I also know that your faith is a big part of your life, and that is something that a lot of your fans are familiar with. Would you say there’s an intersection between your music and your faith?

I don’t think there is an intersection. If you’re a person who knows Christ, you have to erase that intersection. I personally believe that we were all made in the image of Him; that’s just a part of who I am. But I’m not saying you should go to malls and say people are going to Hell, because that would just make you an idiot. But you should share who you are with everyone.

If you think Jesus Christ is a 100 percent joke, I don’t agree with you, but I would rather you tell me that than lie to me. I don’t believe in an intersection, I believe it’s the same thing. Like you’re talking to me now, and I’m going to be this same person tomorrow. I’m going to be this person to my wife, my family and some kid I meet in Georgia while on tour. If you create an intersection, you’re highlighting the stoplight at the intersection, and I think you’re just being fake. It’s just who I am, what I’m designed to do and I’m blessed that I get to do it.

I think that kind of mentality is why a lot of people respect you.

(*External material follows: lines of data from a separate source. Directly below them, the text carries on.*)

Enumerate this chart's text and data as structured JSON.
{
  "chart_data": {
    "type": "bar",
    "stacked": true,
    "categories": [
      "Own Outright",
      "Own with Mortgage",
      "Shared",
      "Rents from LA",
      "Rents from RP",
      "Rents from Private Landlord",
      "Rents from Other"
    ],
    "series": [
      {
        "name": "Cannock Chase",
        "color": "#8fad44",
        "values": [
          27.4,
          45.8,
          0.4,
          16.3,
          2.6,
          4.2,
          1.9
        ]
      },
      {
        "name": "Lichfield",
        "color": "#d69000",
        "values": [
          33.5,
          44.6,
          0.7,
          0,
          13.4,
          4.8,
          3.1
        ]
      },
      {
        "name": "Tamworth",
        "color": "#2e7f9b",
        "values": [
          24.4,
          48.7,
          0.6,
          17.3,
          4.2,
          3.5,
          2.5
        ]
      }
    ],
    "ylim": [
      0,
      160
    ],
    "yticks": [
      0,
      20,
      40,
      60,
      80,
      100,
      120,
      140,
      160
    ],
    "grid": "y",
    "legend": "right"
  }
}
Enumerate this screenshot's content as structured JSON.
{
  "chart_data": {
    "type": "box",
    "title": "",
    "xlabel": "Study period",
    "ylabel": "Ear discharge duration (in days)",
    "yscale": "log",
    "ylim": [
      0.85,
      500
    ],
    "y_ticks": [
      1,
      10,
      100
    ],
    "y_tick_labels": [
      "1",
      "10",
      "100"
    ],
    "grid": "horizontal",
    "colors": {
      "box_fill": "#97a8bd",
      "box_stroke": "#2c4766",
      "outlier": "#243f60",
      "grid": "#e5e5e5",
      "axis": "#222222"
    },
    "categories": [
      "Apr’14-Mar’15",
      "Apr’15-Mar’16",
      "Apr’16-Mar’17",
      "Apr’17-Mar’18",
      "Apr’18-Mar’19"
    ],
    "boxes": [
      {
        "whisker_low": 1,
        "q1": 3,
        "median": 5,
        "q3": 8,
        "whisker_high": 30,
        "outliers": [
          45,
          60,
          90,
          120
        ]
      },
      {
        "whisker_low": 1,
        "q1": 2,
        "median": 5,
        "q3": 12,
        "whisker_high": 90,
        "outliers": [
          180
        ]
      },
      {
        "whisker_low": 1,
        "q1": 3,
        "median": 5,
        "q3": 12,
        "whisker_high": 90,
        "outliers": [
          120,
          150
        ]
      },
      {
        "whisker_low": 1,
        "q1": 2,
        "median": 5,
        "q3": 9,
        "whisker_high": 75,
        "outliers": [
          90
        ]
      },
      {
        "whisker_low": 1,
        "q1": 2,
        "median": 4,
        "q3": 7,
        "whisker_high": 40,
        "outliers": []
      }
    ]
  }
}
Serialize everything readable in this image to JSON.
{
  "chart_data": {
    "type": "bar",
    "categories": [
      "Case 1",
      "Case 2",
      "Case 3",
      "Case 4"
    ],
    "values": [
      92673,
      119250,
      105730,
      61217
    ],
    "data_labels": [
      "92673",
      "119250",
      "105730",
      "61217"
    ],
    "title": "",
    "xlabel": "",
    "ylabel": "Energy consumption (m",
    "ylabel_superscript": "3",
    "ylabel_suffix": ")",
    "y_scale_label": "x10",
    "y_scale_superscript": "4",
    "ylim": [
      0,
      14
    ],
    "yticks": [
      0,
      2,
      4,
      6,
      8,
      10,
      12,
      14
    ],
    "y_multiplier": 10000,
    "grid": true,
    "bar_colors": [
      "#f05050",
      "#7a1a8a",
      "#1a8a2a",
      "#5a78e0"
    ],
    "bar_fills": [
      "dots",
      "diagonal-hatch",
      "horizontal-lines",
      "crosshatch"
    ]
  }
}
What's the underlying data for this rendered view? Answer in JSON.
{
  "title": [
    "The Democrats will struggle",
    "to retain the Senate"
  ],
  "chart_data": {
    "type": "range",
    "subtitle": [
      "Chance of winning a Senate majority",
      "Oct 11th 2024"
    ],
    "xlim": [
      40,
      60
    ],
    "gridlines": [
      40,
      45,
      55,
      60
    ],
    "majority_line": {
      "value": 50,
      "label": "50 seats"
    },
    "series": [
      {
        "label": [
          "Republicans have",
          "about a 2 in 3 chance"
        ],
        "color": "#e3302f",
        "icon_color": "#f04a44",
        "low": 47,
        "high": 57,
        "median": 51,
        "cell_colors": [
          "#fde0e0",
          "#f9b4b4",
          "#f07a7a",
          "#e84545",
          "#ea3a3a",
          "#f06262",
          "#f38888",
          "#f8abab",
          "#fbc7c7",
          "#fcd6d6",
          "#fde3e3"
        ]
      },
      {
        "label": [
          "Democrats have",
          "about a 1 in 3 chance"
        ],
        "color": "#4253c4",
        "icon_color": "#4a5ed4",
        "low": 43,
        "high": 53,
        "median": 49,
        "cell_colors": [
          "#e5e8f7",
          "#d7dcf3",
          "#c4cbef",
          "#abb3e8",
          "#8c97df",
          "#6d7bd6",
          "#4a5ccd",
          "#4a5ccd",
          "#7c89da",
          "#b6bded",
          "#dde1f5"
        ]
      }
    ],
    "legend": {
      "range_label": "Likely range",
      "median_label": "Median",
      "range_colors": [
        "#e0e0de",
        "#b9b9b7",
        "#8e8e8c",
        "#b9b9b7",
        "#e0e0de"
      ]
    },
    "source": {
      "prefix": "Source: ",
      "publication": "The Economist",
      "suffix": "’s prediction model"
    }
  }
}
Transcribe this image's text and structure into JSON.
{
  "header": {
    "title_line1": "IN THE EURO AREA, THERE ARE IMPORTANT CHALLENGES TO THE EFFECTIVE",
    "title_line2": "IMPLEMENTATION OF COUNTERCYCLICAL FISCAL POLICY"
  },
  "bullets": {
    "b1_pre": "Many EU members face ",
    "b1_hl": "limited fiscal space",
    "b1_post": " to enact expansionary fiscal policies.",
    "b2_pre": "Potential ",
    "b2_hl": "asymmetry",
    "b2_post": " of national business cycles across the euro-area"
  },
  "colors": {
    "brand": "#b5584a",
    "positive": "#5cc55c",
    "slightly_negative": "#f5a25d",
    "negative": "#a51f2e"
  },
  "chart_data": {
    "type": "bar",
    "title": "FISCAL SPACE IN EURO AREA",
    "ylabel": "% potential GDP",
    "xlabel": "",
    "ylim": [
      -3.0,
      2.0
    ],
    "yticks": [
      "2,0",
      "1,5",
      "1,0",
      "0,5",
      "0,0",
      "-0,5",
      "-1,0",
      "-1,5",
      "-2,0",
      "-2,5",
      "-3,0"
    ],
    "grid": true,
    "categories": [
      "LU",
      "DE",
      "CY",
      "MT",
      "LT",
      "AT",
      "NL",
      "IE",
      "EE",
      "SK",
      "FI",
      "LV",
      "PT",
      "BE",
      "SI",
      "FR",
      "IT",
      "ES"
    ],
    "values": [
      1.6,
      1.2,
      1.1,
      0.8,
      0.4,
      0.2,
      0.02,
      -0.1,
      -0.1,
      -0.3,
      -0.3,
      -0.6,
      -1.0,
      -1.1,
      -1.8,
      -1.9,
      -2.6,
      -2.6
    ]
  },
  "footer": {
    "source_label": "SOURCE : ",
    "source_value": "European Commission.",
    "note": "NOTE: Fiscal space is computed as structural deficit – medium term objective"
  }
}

Regardless of where people come from or what they believe, they just want something real. It’s what I believe and who I am, so that’s what I’m going to tell people. I think people know when something’s fake, especially where we are in the music industry. People are getting smarter and they know when someone is putting out a product or speaking something on stage just to sell records or concert tickets. Especially in the circle we’re in. I have to practice what I preach; otherwise they’re going to smell me a mile away.